Re: Improving real world performance by moving files closer to their target workloads

gordan@xxxxxxxxxx · Fri, 16 May 2008 10:52:38 +0100 (BST)

On Fri, 16 May 2008, Luke McGregor wrote:

I think im getting a little closer to understanding this. So the
metadata (file atributes AFR settings ect) is stored as a header on
the actual file and the central name space cache stores information to
do with file lookup, node its stored on ect. Does this sound correct?

The look-up of file location is done by the hash. The namespace only 
serves to present a unified view of all the individual merged stores.

If this is the case is it possible to update this namespace info as
the file is accessed or will that be dificult as they are currently
concidered static. i can see this as a potential issue where the local
and central caches may have consistancy issues.

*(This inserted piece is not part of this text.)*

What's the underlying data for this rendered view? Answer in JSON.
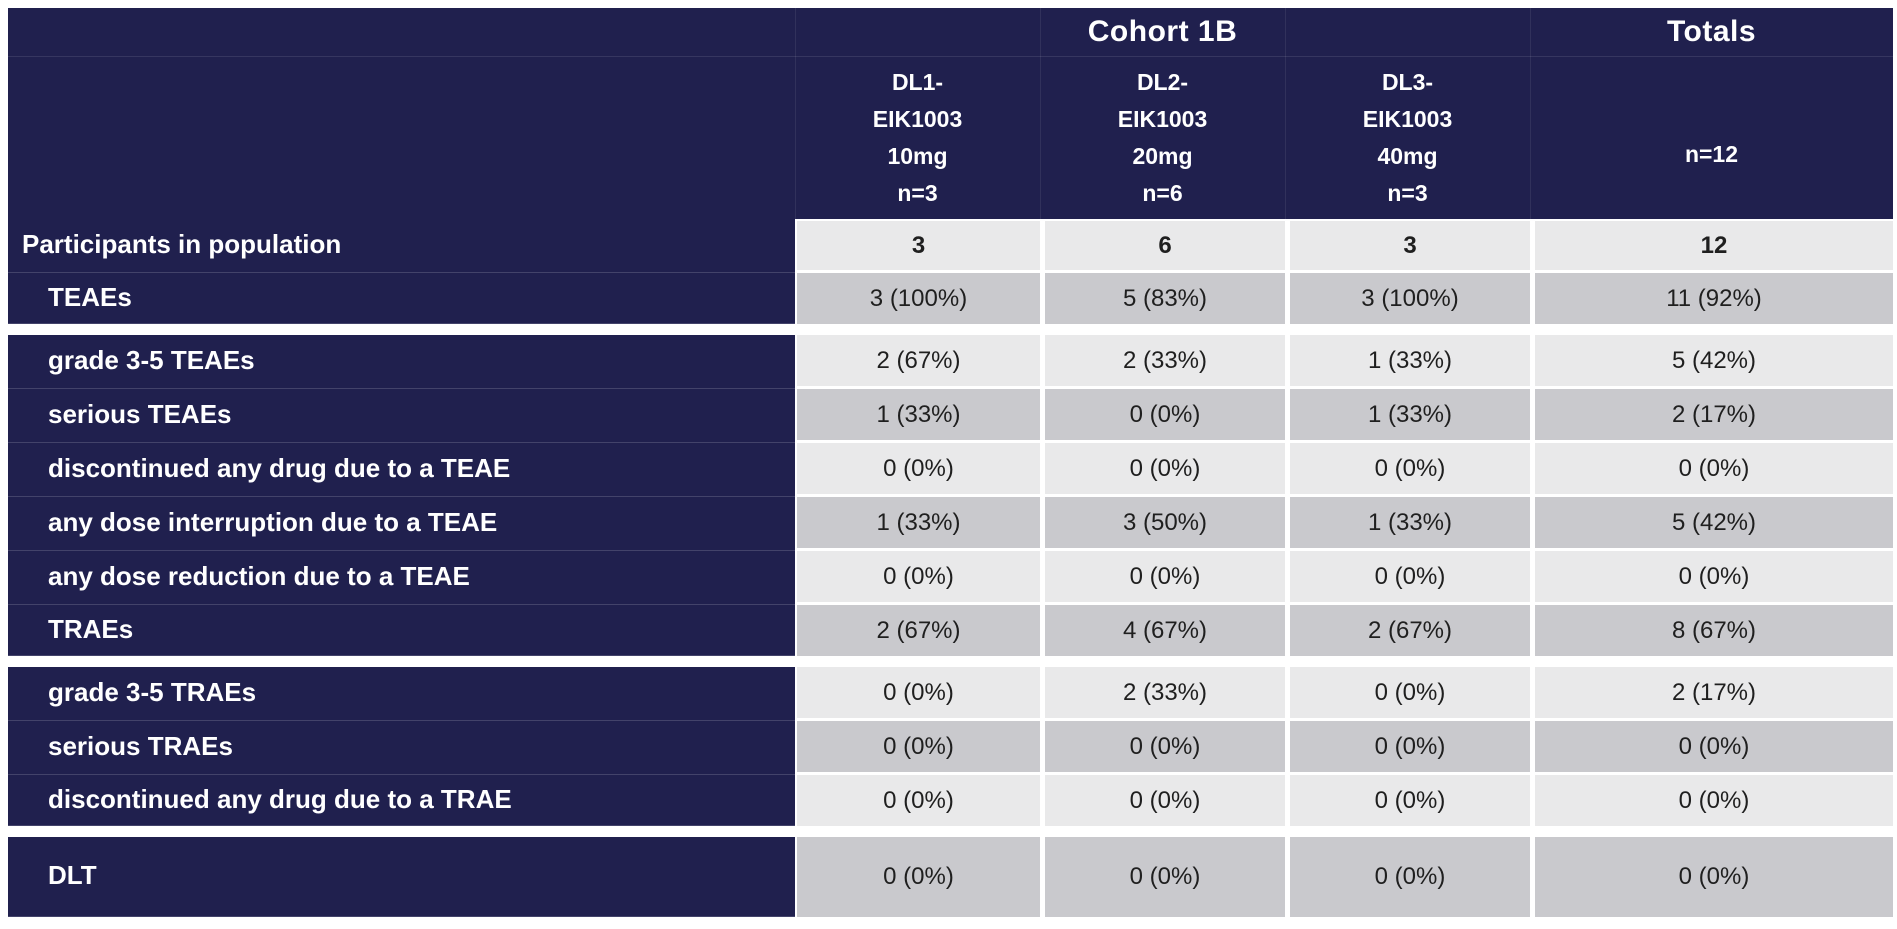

There are no central caches. The nodes are all equal peers. You would have 
to keep them all in sync. At that rate, you might as well do a broadcast 
(or multicast) to establish who has a file when it's not available 
locally. I'm also not sure that this would be a big problem - the 
broadcast and the corresponding responses would only need to be done when:
1) A file is being open and it isn't available locally (see if another 
node has it).
2) A file is being deleted due to local store filling up (see if the file 
is sufficiently redundant in the network to allow us to delete it from the 
local store).

Would this problem be
lessened any by distributing the namespace cache? (im assuming a DHT
type solution) Would this just mean that consistancy problems would
occur in the instance of a node failure?

I'm not sure that there is a namespace "cache" per se. I think the file 
open call is just routed according to the hash.

Gordan